The Fed is Going to Hike 25bps This Week

 

For the first time since 2019, real rates will turn positive. This has been one of the primary goals of the Fed tightening cycle. The Fed believes negative real rates = accommodation, and the hikes aren’t considered restrictive until we enter positive territory.

 

Let that sink in for a minute – the Fed doesn’t even think it has been applying the brakes yet. It has simply been letting off the gas pedal (or accelerator for you EV fans).

 

Yet all signs point to a rapidly cooling economy. Inflation continues to trend lower - my crude math implies 3.6% Core PCE on a go forward basis. All that tightening is working, and maybe faster than expected.

 

 

Enter this week’s Fed meeting. There are some rumblings of a 50bps hike, but that’s not happening.

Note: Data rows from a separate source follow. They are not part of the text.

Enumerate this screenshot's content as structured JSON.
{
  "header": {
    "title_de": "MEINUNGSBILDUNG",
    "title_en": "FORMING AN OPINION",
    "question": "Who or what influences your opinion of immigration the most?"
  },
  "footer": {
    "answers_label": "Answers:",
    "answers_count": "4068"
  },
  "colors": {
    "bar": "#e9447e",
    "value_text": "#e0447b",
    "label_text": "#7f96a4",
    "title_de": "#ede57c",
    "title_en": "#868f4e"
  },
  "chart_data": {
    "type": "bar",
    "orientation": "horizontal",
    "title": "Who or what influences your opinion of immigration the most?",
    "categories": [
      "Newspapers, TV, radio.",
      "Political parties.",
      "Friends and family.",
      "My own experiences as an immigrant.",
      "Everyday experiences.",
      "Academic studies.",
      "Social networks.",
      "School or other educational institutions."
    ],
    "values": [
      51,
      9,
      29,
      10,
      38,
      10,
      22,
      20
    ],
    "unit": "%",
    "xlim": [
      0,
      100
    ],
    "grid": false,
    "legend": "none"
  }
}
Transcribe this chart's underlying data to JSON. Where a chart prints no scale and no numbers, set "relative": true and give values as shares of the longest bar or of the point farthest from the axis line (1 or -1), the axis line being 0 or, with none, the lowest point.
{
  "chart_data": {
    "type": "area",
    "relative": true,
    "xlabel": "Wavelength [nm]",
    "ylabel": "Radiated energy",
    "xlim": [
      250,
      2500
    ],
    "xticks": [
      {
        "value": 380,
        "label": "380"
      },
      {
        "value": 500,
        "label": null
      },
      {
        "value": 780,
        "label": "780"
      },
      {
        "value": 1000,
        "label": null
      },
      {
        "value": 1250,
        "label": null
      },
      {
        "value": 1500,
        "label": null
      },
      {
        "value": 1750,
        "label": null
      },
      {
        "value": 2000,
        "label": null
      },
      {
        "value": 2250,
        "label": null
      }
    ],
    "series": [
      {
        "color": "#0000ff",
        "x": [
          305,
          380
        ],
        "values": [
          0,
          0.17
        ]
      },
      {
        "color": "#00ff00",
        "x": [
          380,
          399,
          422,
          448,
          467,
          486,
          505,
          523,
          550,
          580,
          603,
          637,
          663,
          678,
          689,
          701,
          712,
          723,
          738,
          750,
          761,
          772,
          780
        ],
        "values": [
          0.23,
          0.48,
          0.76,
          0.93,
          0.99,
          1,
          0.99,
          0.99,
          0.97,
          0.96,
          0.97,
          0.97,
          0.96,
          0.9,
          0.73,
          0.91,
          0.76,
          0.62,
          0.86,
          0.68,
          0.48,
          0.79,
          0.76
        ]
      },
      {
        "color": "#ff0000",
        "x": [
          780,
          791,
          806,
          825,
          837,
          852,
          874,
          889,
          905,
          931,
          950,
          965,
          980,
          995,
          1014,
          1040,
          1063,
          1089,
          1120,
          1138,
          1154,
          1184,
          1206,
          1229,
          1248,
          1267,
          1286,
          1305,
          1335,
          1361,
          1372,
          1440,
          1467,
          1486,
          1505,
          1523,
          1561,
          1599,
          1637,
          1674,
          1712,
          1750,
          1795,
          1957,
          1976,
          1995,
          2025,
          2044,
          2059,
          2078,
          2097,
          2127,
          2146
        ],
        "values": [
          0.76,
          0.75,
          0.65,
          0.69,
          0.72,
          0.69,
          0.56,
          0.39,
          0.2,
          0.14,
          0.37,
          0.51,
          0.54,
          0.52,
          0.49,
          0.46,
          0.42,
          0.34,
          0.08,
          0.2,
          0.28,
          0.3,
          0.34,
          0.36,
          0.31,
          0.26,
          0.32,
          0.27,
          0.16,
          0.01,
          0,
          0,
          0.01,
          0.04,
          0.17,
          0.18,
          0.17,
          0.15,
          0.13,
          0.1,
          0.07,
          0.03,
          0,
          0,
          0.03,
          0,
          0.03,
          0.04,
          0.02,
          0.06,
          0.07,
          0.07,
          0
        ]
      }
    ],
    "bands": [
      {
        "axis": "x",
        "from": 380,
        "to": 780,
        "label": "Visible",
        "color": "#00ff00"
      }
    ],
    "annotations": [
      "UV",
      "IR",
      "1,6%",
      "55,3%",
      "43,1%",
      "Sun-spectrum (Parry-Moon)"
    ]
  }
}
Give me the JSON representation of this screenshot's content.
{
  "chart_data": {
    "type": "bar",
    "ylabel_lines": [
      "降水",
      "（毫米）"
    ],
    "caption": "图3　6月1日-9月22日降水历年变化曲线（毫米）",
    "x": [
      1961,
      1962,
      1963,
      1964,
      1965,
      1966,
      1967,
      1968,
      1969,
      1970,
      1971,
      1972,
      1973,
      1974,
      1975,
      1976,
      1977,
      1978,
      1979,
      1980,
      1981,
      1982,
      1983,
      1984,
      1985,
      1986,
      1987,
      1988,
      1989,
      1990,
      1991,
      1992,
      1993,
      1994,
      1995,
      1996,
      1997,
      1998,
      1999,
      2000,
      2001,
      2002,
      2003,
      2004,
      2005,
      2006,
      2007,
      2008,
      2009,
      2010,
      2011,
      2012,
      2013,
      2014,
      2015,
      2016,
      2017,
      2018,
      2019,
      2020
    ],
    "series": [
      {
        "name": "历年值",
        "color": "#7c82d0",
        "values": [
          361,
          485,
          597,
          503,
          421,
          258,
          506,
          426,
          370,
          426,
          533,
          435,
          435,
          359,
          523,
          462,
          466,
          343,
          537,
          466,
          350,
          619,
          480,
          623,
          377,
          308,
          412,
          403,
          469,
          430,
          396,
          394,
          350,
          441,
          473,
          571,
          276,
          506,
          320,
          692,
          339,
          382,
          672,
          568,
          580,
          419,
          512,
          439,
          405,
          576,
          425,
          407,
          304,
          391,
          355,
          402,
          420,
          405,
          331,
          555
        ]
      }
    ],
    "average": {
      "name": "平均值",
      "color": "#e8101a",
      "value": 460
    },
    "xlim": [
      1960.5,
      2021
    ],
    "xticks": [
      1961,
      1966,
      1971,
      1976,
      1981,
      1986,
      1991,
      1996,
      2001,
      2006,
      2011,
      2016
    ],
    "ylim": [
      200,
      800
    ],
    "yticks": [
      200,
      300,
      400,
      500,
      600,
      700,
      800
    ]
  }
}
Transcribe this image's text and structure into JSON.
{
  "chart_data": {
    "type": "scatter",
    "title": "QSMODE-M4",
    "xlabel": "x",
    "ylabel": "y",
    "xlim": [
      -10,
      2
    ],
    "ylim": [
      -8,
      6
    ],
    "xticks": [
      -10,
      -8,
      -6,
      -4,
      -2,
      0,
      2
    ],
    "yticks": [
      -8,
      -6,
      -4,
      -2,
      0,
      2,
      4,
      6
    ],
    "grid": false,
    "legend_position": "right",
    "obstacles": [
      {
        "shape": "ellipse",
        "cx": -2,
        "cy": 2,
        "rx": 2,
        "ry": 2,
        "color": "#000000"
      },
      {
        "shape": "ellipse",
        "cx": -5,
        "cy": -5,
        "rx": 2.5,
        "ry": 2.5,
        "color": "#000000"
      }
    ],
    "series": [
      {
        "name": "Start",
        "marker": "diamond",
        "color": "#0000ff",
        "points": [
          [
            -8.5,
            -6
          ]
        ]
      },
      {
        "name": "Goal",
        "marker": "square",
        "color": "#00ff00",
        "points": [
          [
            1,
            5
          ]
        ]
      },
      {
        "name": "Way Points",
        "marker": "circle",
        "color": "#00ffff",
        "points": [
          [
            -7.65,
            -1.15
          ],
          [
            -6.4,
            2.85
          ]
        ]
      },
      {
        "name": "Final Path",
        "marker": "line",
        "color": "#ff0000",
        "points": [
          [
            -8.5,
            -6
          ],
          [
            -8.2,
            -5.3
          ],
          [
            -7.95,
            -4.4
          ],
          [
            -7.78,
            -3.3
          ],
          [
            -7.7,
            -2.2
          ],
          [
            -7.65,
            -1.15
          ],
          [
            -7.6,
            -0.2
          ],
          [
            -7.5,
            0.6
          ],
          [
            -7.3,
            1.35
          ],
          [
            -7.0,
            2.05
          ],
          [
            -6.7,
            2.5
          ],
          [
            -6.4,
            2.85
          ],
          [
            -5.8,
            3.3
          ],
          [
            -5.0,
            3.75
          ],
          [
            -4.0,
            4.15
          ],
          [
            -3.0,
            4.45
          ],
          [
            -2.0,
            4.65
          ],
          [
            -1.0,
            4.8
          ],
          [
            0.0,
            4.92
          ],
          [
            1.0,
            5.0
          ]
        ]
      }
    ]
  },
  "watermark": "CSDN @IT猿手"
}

If that was on the table, the Fed would have expended more energy convincing the market of that possibility.

 

After this 25bps hike, Fed Funds will be 4.75%. With Core PCE at 4.4%, real rates will now be in positive territory. 4.75% - 4.40% = 0.30%.  

 

Given earlier statements, I think Powell wants real rates to be at least a positive 1.00% - 1.50% for an extended period of time. That will be applying the brakes. That will drive inflation to 2%. That will avoid a 1970s repeat where the Fed caved too soon in the face of rising unemployment and tanking stocks.

 

Letting Fed Funds hang out around 5% all year, while inflation continues to fall, will allow real rates to drift higher naturally. If the Fed hikes 25bps at the March meeting, that will put FF at 5%. As Core PCE falls to 4%, real rates will hit that 1% positive threshold. And with the job market’s alleged resilience, Powell thinks he has cushion to keep rates higher for longer.

 

Each cycle is different, but the economy has always added jobs heading into the Fed pause. 250k jobs gained each month is not necessarily a sign of a uniquely resilient job market - it’s how jobs always behave at this point in a tightening cycle.

 

Since we know job losses usually don’t occur until after the Fed starts cutting rates, I don’t understand the fascination with this as a leading indicator? There are clearly different dynamics at play this time, but I am not fully buying the JOLTs graph. I know everyone loves to say, “There are 1.7 job openings for every unemployed American”, but are there? Is that measure accurate? These companies must be surviving somehow with all those vacancies. I can’t help but wonder if some % of these are zombie openings.

 

 

Focusing on a data point that is a terrible leading indicator increases the odds of overdoing it and putting us into a worse recession than we would otherwise experience. I think there’s a chance at some point later this year the Fed will say, “Hey, it’s working, inflation is trending lower. We are going to drop rates by 0.50%-1.00% and then pause again.”

 

Letting a little slack out could extend the expansion and would potentially mimic the only soft landing the Fed has ever achieved (1995). After the tightening cycle ended, the Fed pretty quickly backed out 0.75% and avoided the classic slash and burn cycle.

 

Yet for now, the Fed is sticking to the “higher for longer” mantra. And if we’ve learned anything, it’s that we can’t listen to Fed-speak for accurate guidance on policy changes. The Fed won’t be talking about cutting until the moment before it cuts.

 

Week Ahead

 

The FOMC rate decision on Wednesday is the obvious driver this week, but Friday brings the next job report, too.

 

Honestly, the only thing that matters is Sunday’s Eagles Niners game. I will be there, and then will fly to NMHC.